Auditores-Fiscais do Trabalho do Pará estiveram reunidos em Assembleia Geral Permanente na última sexta-feira, 26 de junho, em Belém, convocados pela Delegacia Sindical do Sinait no Estado e pelo Comando de Mobilização Local. A diretora do Sinait, Rosângela Rassy, e a Delegada Sindical Gladys Vasconcelos passaram informes sobre o andamento da negociação com o governo e destacaram a necessidade de uma grande mobilização nacional.
Após discussão e deliberação, os Auditores-Fiscais decidiram realizar em Belém, Santarém e Marabá a Semana de Prevenção de Acidentes de Trabalho, direcionada para a fiscalização de obras de construção civil, como atividade da Campanha de Valorização da Auditoria-Fiscal do Trabalho, proposta pelo Comando Nacional de Mobilização do Sinait. O esforço concentrado começou nesta terça-feira, 30 de junho e se estende até a próxima sexta-feira, 3 de julho.
"O grave e iminente risco estão sempre presentes nas obras da construção civil, por isso estamos realizando uma espécie de mutirão nessa atividade que é uma das que mais emprega em nosso Estado", explicou Rosangela Rassy, diretora do Sinait. Em Belém a operação conta com nove equipes formadas por Auditores-Fiscais das áreas de Segurança e Saúde no Trabalho e de Legislação e por Agentes de Seguranca e Saúde no trabalho. Em Santarém e Marabá todos os Auditores-Fiscais lotados nas Gerências estão envolvidos na atividade.
Os resultados dessa mobilização serão registrados em imagens e números. As informações serão utlizadas como demonstração da importância da atuação dos Auditores-Fiscais do Trabalho, que se ressentem da falta de concursos públicos, inclusive para Servidores Administrativos, e da falta de estrutura física nos locais de trabalho. A carreira conta hoje, com o menor efetivo dos últimos vinte anos.

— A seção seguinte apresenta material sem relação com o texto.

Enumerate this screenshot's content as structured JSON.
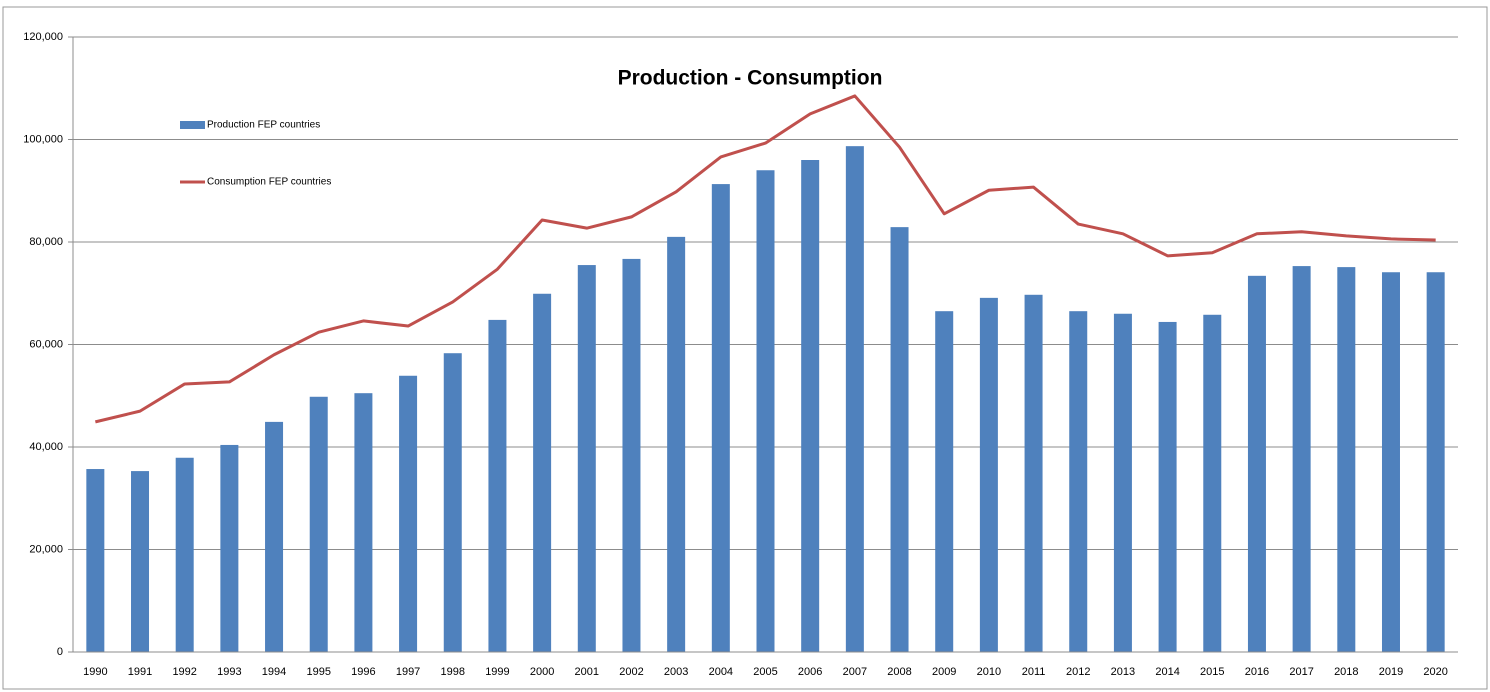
{
  "chart_data": {
    "type": "bar",
    "title": "Production - Consumption",
    "categories": [
      "1990",
      "1991",
      "1992",
      "1993",
      "1994",
      "1995",
      "1996",
      "1997",
      "1998",
      "1999",
      "2000",
      "2001",
      "2002",
      "2003",
      "2004",
      "2005",
      "2006",
      "2007",
      "2008",
      "2009",
      "2010",
      "2011",
      "2012",
      "2013",
      "2014",
      "2015",
      "2016",
      "2017",
      "2018",
      "2019",
      "2020"
    ],
    "series": [
      {
        "name": "Production FEP countries",
        "type": "bar",
        "color": "#4f81bd",
        "values": [
          35700,
          35300,
          37900,
          40400,
          44900,
          49800,
          50500,
          53900,
          58300,
          64800,
          69900,
          75500,
          76700,
          81000,
          91300,
          94000,
          96000,
          98700,
          82900,
          66500,
          69100,
          69700,
          66500,
          66000,
          64400,
          65800,
          73400,
          75300,
          75100,
          74100,
          74100
        ]
      },
      {
        "name": "Consumption FEP countries",
        "type": "line",
        "color": "#c0504d",
        "values": [
          44900,
          47000,
          52300,
          52700,
          58000,
          62400,
          64600,
          63600,
          68300,
          74700,
          84300,
          82700,
          84900,
          89800,
          96600,
          99300,
          105000,
          108500,
          98500,
          85500,
          90100,
          90700,
          83500,
          81600,
          77300,
          77900,
          81600,
          82000,
          81200,
          80600,
          80400
        ]
      }
    ],
    "ylim": [
      0,
      120000
    ],
    "yticks": [
      0,
      {
        "value": 20000,
        "label": "20,000"
      },
      {
        "value": 40000,
        "label": "40,000"
      },
      {
        "value": 60000,
        "label": "60,000"
      },
      {
        "value": 80000,
        "label": "80,000"
      },
      {
        "value": 100000,
        "label": "100,000"
      },
      {
        "value": 120000,
        "label": "120,000"
      }
    ],
    "grid": true,
    "legend": "upper left"
  }
}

Outra deliberação foi que o Comando Local de Mobilização no Pará deverá organizar, para o mês de agosto, um Seminário dirigido aos técnicos de Segurança e Saúde no Trabalho, como forma de suprir a carência de atualização desses profissionais, especialmente quanto a importantes Normas Regulamentadoras – NRs. Os detalhes serão divulgados posteriormente.
Interdição da SRTE/PA
Depois de 16 meses a sede da Superintendência Regional do Trabalho - SRTE/PA continua interditada. Os Auditores-Fiscais do Trabalho e Servidores Administrativos estão alocados "provisoriamente", em condições precárias, em dois imóveis sem a mínima estrutura necessária para o desempenho de suas tarefas e atendimento à população. "O caos está instalado não só em Belém como na Gerência de Marabá, e exatamente no órgão que deveria servir de exemplo para os empregadores em geral", denuncia da Delegada Sindical Gladys Vasconcelos.

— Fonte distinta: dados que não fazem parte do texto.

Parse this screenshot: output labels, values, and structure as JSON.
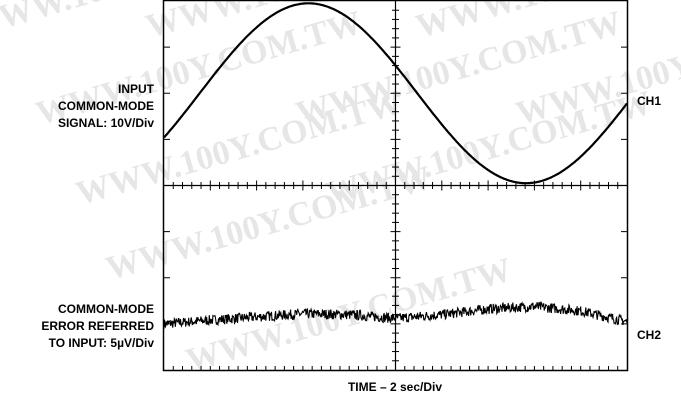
{
  "watermark": "WWW.100Y.COM.TW",
  "chart_data": {
    "type": "line",
    "title": "",
    "xlabel": "TIME – 2 sec/Div",
    "x_divisions": 10,
    "y_divisions": 8,
    "grid": false,
    "channels": [
      {
        "name": "CH1",
        "label_lines": [
          "INPUT",
          "COMMON-MODE",
          "SIGNAL: 10V/Div"
        ],
        "scale": "10V/Div",
        "waveform": "sine",
        "ground_division": 6,
        "amplitude_div": 1.95,
        "period_div": 9.4,
        "x_at_zero_crossing_div": 5.47,
        "x": [
          0,
          1,
          2,
          3,
          4,
          5,
          6,
          7,
          8,
          9,
          10
        ],
        "y_div": [
          -0.2,
          0.8,
          1.6,
          1.9,
          1.7,
          0.9,
          -0.6,
          -1.5,
          -1.9,
          -1.6,
          -0.9
        ]
      },
      {
        "name": "CH2",
        "label_lines": [
          "COMMON-MODE",
          "ERROR REFERRED",
          "TO INPUT: 5µV/Div"
        ],
        "scale": "5µV/Div",
        "waveform": "noisy",
        "ground_division": 1,
        "x": [
          0,
          1,
          2,
          3,
          4,
          5,
          6,
          7,
          8,
          9,
          10
        ],
        "y_div": [
          0,
          0.08,
          0.15,
          0.22,
          0.2,
          0.12,
          0.2,
          0.32,
          0.38,
          0.28,
          0.05
        ]
      }
    ]
  }
}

Para tratar dessa demanda, o Comando Local de Mobilização se reuniu no dia 18 de junho com o superintendente Regional do Trabalho, Raimundo Pinheiro dos Santos, cobrando informações e medidas sobre a recuperação da sede do órgão. Eles também expuseram as dificuldades enfrentadas pelos servidores em Belém, Castanhal, Marabá e Santarém.
Durante a reunião os Auditores-Fiscais cobraram providências quanto ao acúmulo de Termos de Autos de Infração que aguardam a formalização do processo no Setor de Protocolo em Belém, por falta de pessoal e material de expediente. "É um total desrespeito ao árduo trabalho realizado pelos Auditores-Fiscais, muitas vezes correndo risco de vida para realizar suas tarefas", denunciou a diretora do Sinait, Rosangela Rassy.
A falta de internet, de material de expediente, suspensão das fiscalizações por falta de veículos e combustível – os contratos de fornecimento estão vencidos –, precariedade quanto à vigilância dos prédios onde funcionam as repartições do Ministério do Trabalho e Emprego, foram também denunciados.
O superintendente disse já está tomando algumas providências e, por solicitação dos servidores, foi agendada uma nova reunião para o dia 9 de julho, às 9 horas, com o objetivo de obter retorno sobre as providências que a categoria espera sejam adotadas.
O Sinait e a DS/PA estão junto com os Auditores-Fiscais do Pará na busca da regularização da situação que se tornou caótica no Estado, em razão do descaso contínuo das autoridades.